Thank you everyone for replying. Alot saying about confidence etc. And your right I don't have any, from a young age and from various places I've been told in one way or another that I'm ugly. Even just the other day while out with my two young children two builders made some sniggering comment about my appearance, just because I dared to walk past them. So for every one doubting the way I look and thinking it's just down to my self esteem, please try explaining why I've been told it my entire life even up to recently. I suppose I just want to feel like there's someone out there who could actually love me

OP posts:
ravenmum · 13/01/2022 16:12

@sprite25

Thank you everyone for replying. Alot saying about confidence etc. And your right I don't have any, from a young age and from various places I've been told in one way or another that I'm ugly. Even just the other day while out with my two young children two builders made some sniggering comment about my appearance, just because I dared to walk past them. So for every one doubting the way I look and thinking it's just down to my self esteem, please try explaining why I've been told it my entire life even up to recently. I suppose I just want to feel like there's someone out there who could actually love me
I used to get these comments all the bloody time, so I know exactly what it is like! It's not just down to self-esteem; of course some people are more attractive then others. But how you deal with that, and the fears you live with, are down to self-esteem; the pps are absolutely right. (NB: I guess you are below 40? The comments do stop.)
TheFoundation · 13/01/2022 16:15

People who have been disfigured find loving partners who find them attractive. Love really isn't anything to do with being good looking. If you can unhook the two in your mind, things like being a decent, loving person who respects people and respects themselves will start to have more importance to you.

Would you only date a man who was beautiful to look at? Or would you be looking at the whole package, and thinking, 'Well, he might not get a modelling job and he could do with losing a bit of that paunch, but boy is he a good bloke, and I feel so loved and cherished... he really respects my feelings and wants me to be happy, it's so good that he's so passionate about everything he does...' etc?
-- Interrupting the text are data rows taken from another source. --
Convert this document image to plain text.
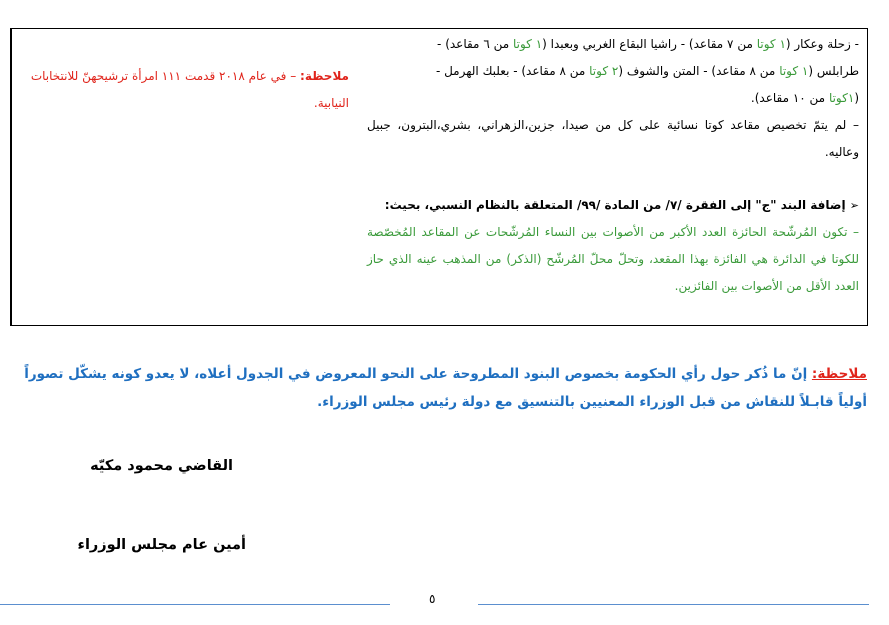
- زحلة وعكار (١ كوتا من ٧ مقاعد) - راشيا البقاع الغربي وبعبدا (١ كوتا من ٦ مقاعد) -

طرابلس (١ كوتا من ٨ مقاعد) - المتن والشوف (٢ كوتا من ٨ مقاعد) - بعلبك الهرمل -

(١كوتا من ١٠ مقاعد).

– لم يتمّ تخصيص مقاعد كوتا نسائية على كل من صيدا، جزين،الزهراني، بشري،البترون، جبيل وعاليه.

➢ إضافة البند "ج" إلى الفقرة /٧/ من المادة /٩٩/ المتعلقة بالنظام النسبي، بحيث:

– تكون المُرشّحة الحائزة العدد الأكبر من الأصوات بين النساء المُرشّحات عن المقاعد المُخصّصة للكوتا في الدائرة هي الفائزة بهذا المقعد، وتحلّ محلّ المُرشّح (الذكر) من المذهب عينه الذي حاز العدد الأقل من الأصوات بين الفائزين.

ملاحظة: – في عام ٢٠١٨ قدمت ١١١ امرأة ترشيحهنّ للانتخابات النيابية.
ملاحظة: إنّ ما ذُكر حول رأي الحكومة بخصوص البنود المطروحة على النحو المعروض في الجدول أعلاه، لا يعدو كونه يشكّل تصوراً أولياً قابـلاً للنقاش من قبل الوزراء المعنيين بالتنسيق مع دولة رئيس مجلس الوزراء.
القاضي محمود مكيّه
أمين عام مجلس الوزراء
٥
ravenmum · 13/01/2022 16:16

In my case it was just random strangers on the street who used to enjoy telling me I was the ugliest person in the world, though. From your description I guess also your parent(s)? Have you had therapy? I had it after I divorced - not for my self-esteem, but actually it had an affect on that, too.

AttilaTheMeerkat · 13/01/2022 16:20

Who told you that you were ugly?.

What sort of childhood did you have?. Were you raised by critical and or overbearing parents?.

AttilaTheMeerkat · 13/01/2022 16:23

Do you not think you are completely alone within your marriage now?.

And you have children. What do you want to teach them about relationships and just what are they learning from the two of you here?. Is this really the role model you want to be showing them?. No its not and I daresay you would want better for their own selves in their relationships as adults.

1forAll74 · 13/01/2022 16:55

I don't know what you mean as being ugly,or even being attractive. The old saying, Beauty is in the eye of the beholder is true . Too many people have the notion,that you have to look a certain way to get attention or to meet a partner,its just not true, unless they are very shallow people..Lots of people have all sorts of other great attributes, that may make them attractive to others. Dwelling on the things that you do. will only make you more unhappy.